Without any further intervention, the rotation would go back and forth randomly. So the team also dipped two electrodes into the solution and ran an electrical current in alternating directions. The changing voltage altered the energy landscape experienced by the long DNA arms, and made rotation in one direction more favourable, through a mechanism known as a flashing Brownian ratchet.
This turned the passive devices into actual motors. Microscope images demonstrated that under these conditions, each arm — although shaking randomly — kept rotating in the same direction on average. (The direction depended on the precise orientation of the triangular base with respect to the electrodes.)
Like a wind-up watch
By itself, the nanoscale motor does nothing more than overcome the drag of the surrounding solution. “It’s like when you’re swimming: you’re moving forward and you do a lot of work, and it’s dissipated in water,” Dietz says. But to show that it could also do potentially useful work, the researchers took a further step: they attached another string of DNA to their rotor and made it wind around like the spiral spring used to turn the gears in a mechanical watch. Such a mechanism could help nanomachines to store energy or pull on other mechanical components, Dietz says.
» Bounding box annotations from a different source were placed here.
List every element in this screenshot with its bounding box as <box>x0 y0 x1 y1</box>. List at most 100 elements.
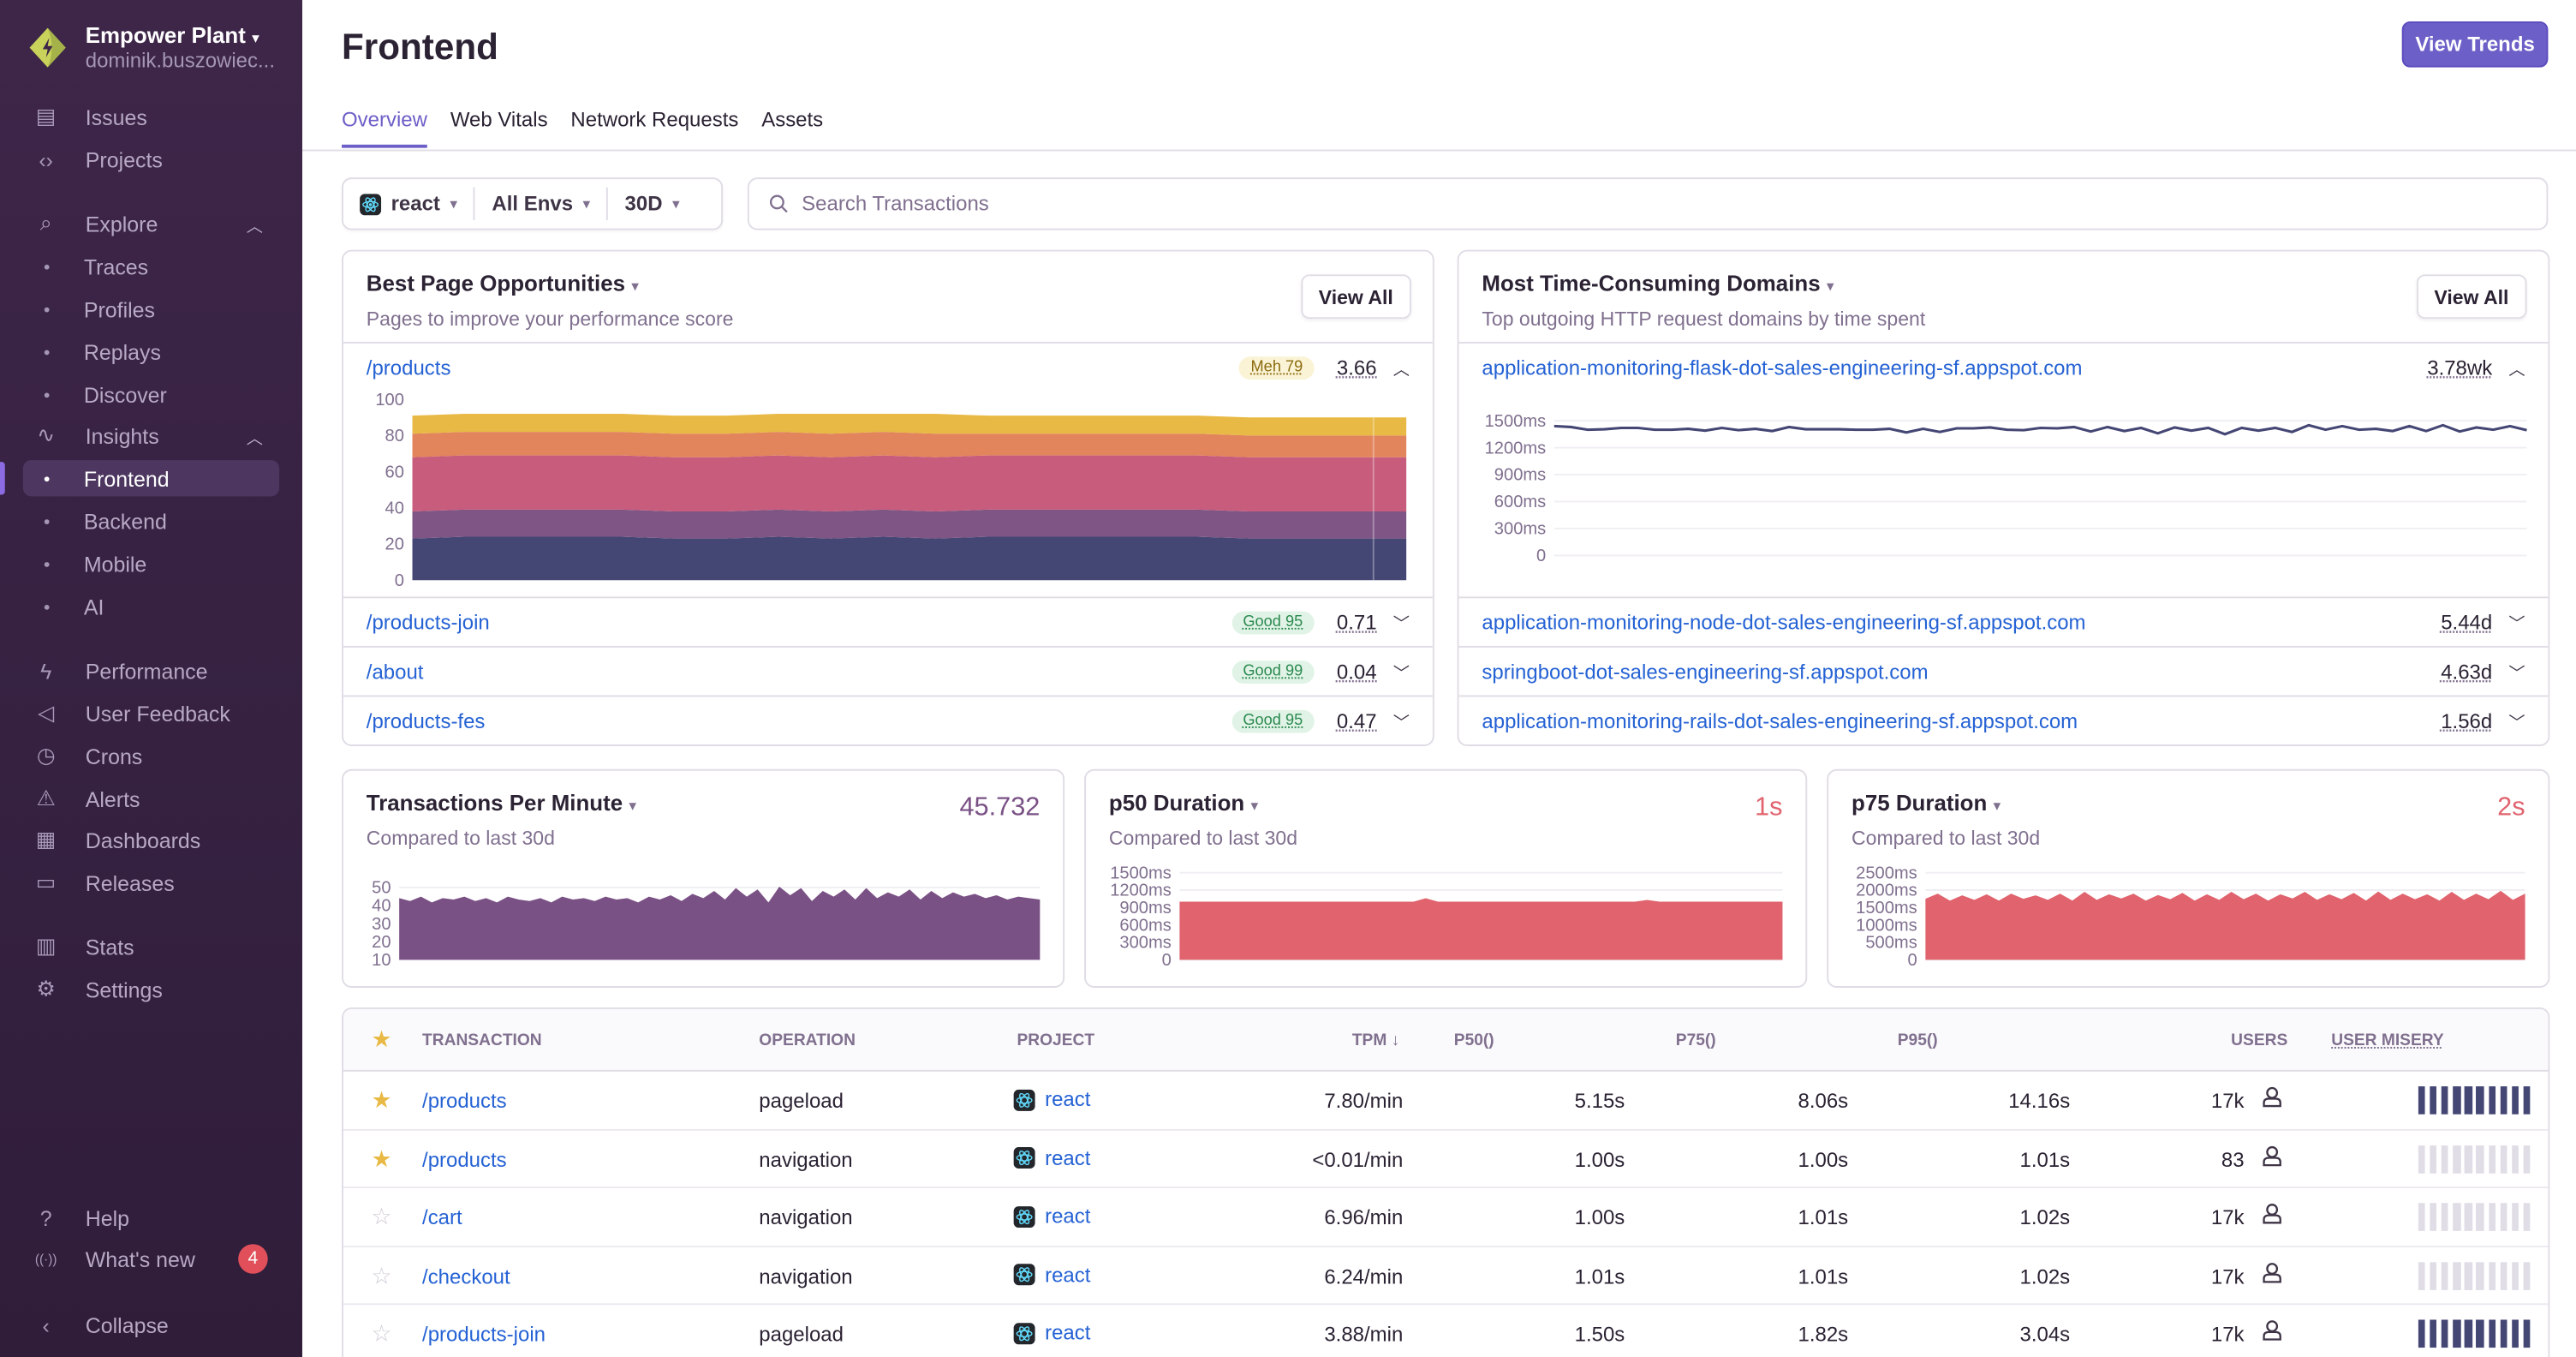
sidebar-item-traces[interactable]: Traces <box>23 248 279 284</box>
page-link[interactable]: /products <box>367 356 451 379</box>
transaction-link[interactable]: /products <box>422 1090 507 1113</box>
col-user-misery[interactable]: USER MISERY <box>2331 1032 2443 1050</box>
col-p75[interactable]: P75() <box>1676 1032 1716 1050</box>
star-filled-icon[interactable]: ★ <box>372 1086 392 1115</box>
project-selector[interactable]: react ▾ <box>343 179 474 229</box>
project-link[interactable]: react <box>1013 1321 1090 1344</box>
page-link[interactable]: /products-join <box>367 611 490 634</box>
view-trends-button[interactable]: View Trends <box>2401 21 2549 68</box>
misery-segment <box>2500 1086 2507 1115</box>
view-all-button[interactable]: View All <box>2416 274 2527 320</box>
sidebar-item-user-feedback[interactable]: ◁ User Feedback <box>23 695 279 731</box>
star-outline-icon[interactable]: ☆ <box>372 1261 392 1289</box>
page-link[interactable]: /products-fes <box>367 709 486 732</box>
col-tpm[interactable]: TPM ↓ <box>1352 1032 1399 1050</box>
col-transaction[interactable]: TRANSACTION <box>422 1032 542 1050</box>
sidebar-item-profiles[interactable]: Profiles <box>23 291 279 327</box>
project-link[interactable]: react <box>1013 1146 1090 1169</box>
sidebar-item-issues[interactable]: ▤ Issues <box>23 99 279 135</box>
chevron-up-icon[interactable]: ︿ <box>1393 355 1410 380</box>
score-badge: Meh 79 <box>1239 356 1315 380</box>
chevron-down-icon[interactable]: ▾ <box>629 797 636 813</box>
star-outline-icon[interactable]: ☆ <box>372 1319 392 1348</box>
sidebar-item-explore[interactable]: ⌕ Explore ︿ <box>23 206 279 242</box>
page-row[interactable]: /products-fes Good 95 0.47 ﹀ <box>343 695 1433 744</box>
transaction-link[interactable]: /cart <box>422 1206 462 1229</box>
page-row[interactable]: /products-join Good 95 0.71 ﹀ <box>343 596 1433 646</box>
sidebar-item-projects[interactable]: ‹› Projects <box>23 141 279 177</box>
transaction-link[interactable]: /products-join <box>422 1323 546 1346</box>
view-all-button[interactable]: View All <box>1300 274 1411 320</box>
domain-link[interactable]: application-monitoring-rails-dot-sales-e… <box>1482 709 2078 732</box>
domain-link[interactable]: application-monitoring-flask-dot-sales-e… <box>1482 356 2082 379</box>
sidebar-item-performance[interactable]: ϟ Performance <box>23 653 279 689</box>
star-filled-icon[interactable]: ★ <box>372 1145 392 1173</box>
sidebar-item-crons[interactable]: ◷ Crons <box>23 738 279 774</box>
project-link[interactable]: react <box>1013 1205 1090 1228</box>
sidebar-item-collapse[interactable]: ‹ Collapse <box>23 1306 279 1342</box>
sidebar-item-alerts[interactable]: ⚠ Alerts <box>23 780 279 816</box>
chevron-down-icon[interactable]: ▾ <box>1250 797 1258 813</box>
environment-selector[interactable]: All Envs ▾ <box>474 187 606 221</box>
chevron-down-icon[interactable]: ﹀ <box>1393 610 1410 634</box>
sidebar-item-backend[interactable]: Backend <box>23 503 279 539</box>
table-row[interactable]: ★ /products pageload react 7.80/min 5.15s 8.06… <box>343 1072 2549 1130</box>
chevron-down-icon[interactable]: ﹀ <box>2508 708 2525 733</box>
tab-assets[interactable]: Assets <box>761 109 823 148</box>
page-link[interactable]: /about <box>367 660 424 683</box>
sidebar-item-replays[interactable]: Replays <box>23 333 279 369</box>
page-row[interactable]: /about Good 99 0.04 ﹀ <box>343 645 1433 696</box>
notification-badge: 4 <box>238 1244 268 1274</box>
col-p50[interactable]: P50() <box>1454 1032 1494 1050</box>
user-misery-bar <box>2418 1261 2531 1289</box>
sidebar-item-frontend[interactable]: Frontend <box>22 460 280 497</box>
chevron-down-icon[interactable]: ﹀ <box>2508 610 2525 634</box>
domain-row[interactable]: application-monitoring-node-dot-sales-en… <box>1458 596 2549 646</box>
table-row[interactable]: ☆ /cart navigation react 6.96/min 1.00s 1.01s 1… <box>343 1188 2549 1247</box>
sidebar-item-mobile[interactable]: Mobile <box>23 546 279 582</box>
sidebar-item-dashboards[interactable]: ▦ Dashboards <box>23 822 279 858</box>
col-project[interactable]: PROJECT <box>1017 1032 1094 1050</box>
chevron-up-icon[interactable]: ︿ <box>247 212 263 236</box>
chevron-down-icon[interactable]: ﹀ <box>1393 708 1410 733</box>
transaction-link[interactable]: /checkout <box>422 1264 510 1288</box>
chevron-down-icon[interactable]: ▾ <box>1994 797 2001 813</box>
domain-row[interactable]: application-monitoring-rails-dot-sales-e… <box>1458 695 2549 744</box>
col-p95[interactable]: P95() <box>1898 1032 1938 1050</box>
chevron-up-icon[interactable]: ︿ <box>247 423 263 448</box>
domain-link[interactable]: springboot-dot-sales-engineering-sf.apps… <box>1482 660 1928 683</box>
tab-web-vitals[interactable]: Web Vitals <box>450 109 548 148</box>
table-row[interactable]: ☆ /products-join pageload react 3.88/min 1.50… <box>343 1305 2548 1357</box>
sidebar-item-what-s-new[interactable]: ((·)) What's new 4 <box>23 1240 279 1276</box>
period-selector[interactable]: 30D ▾ <box>606 187 695 221</box>
tab-overview[interactable]: Overview <box>342 109 427 148</box>
chevron-up-icon[interactable]: ︿ <box>2508 355 2525 380</box>
domain-row[interactable]: springboot-dot-sales-engineering-sf.apps… <box>1458 645 2549 696</box>
chevron-down-icon[interactable]: ▾ <box>1827 278 1834 294</box>
chevron-down-icon[interactable]: ▾ <box>631 278 639 294</box>
sidebar-item-releases[interactable]: ▭ Releases <box>23 864 279 900</box>
sidebar-item-discover[interactable]: Discover <box>23 376 279 412</box>
sidebar-item-ai[interactable]: AI <box>23 589 279 625</box>
project-link[interactable]: react <box>1013 1263 1090 1286</box>
domain-row[interactable]: application-monitoring-flask-dot-sales-e… <box>1458 342 2549 392</box>
star-outline-icon[interactable]: ☆ <box>372 1203 392 1231</box>
project-link[interactable]: react <box>1013 1088 1090 1111</box>
table-row[interactable]: ☆ /checkout navigation react 6.24/min 1.01s 1.… <box>343 1246 2549 1306</box>
chevron-down-icon[interactable]: ﹀ <box>1393 659 1410 684</box>
col-users[interactable]: USERS <box>2231 1032 2287 1050</box>
chevron-down-icon[interactable]: ﹀ <box>2508 659 2525 684</box>
col-operation[interactable]: OPERATION <box>759 1032 856 1050</box>
table-row[interactable]: ★ /products navigation react <0.01/min 1.00s 1… <box>343 1130 2549 1189</box>
bullet-icon <box>44 518 50 524</box>
org-switcher[interactable]: Empower Plant ▾ dominik.buszowiec... <box>27 23 275 72</box>
search-input[interactable]: Search Transactions <box>747 177 2549 230</box>
sidebar-item-help[interactable]: ? Help <box>23 1199 279 1235</box>
tab-network-requests[interactable]: Network Requests <box>570 109 738 148</box>
sidebar-item-settings[interactable]: ⚙ Settings <box>23 971 279 1007</box>
domain-link[interactable]: application-monitoring-node-dot-sales-en… <box>1482 611 2085 634</box>
sidebar-item-stats[interactable]: ▥ Stats <box>23 929 279 965</box>
transaction-link[interactable]: /products <box>422 1148 507 1171</box>
sidebar-item-insights[interactable]: ∿ Insights ︿ <box>23 417 279 453</box>
misery-segment <box>2488 1203 2496 1231</box>
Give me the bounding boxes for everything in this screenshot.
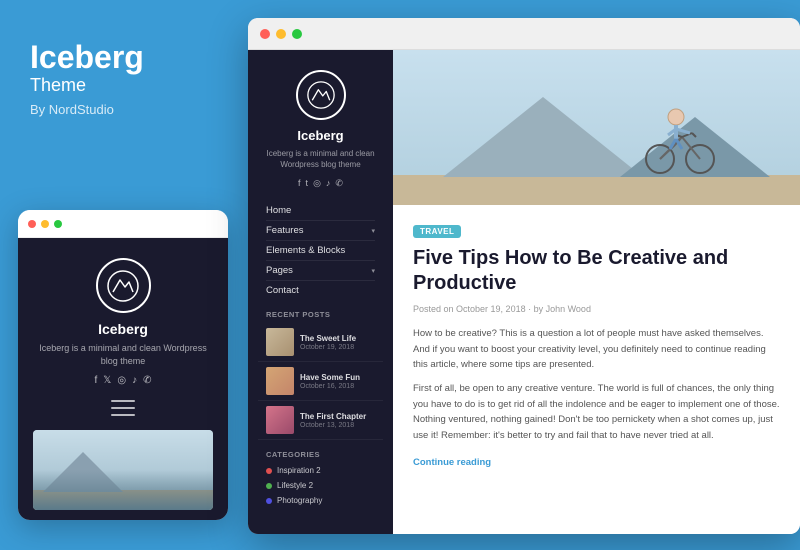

“It’s a remarkable achievement of the team, first of all for them to be able to design a system that folds into such a complex and functional structure with DNA origami and, second, for them to be able to characterize its dynamics so thoroughly,” says David Leigh, a chemist at the University of Manchester, UK. Using a very different approach, Leigh and his team this year demonstrated a rotary motor at the atomic scale, which swivelled around a single molecular bond3.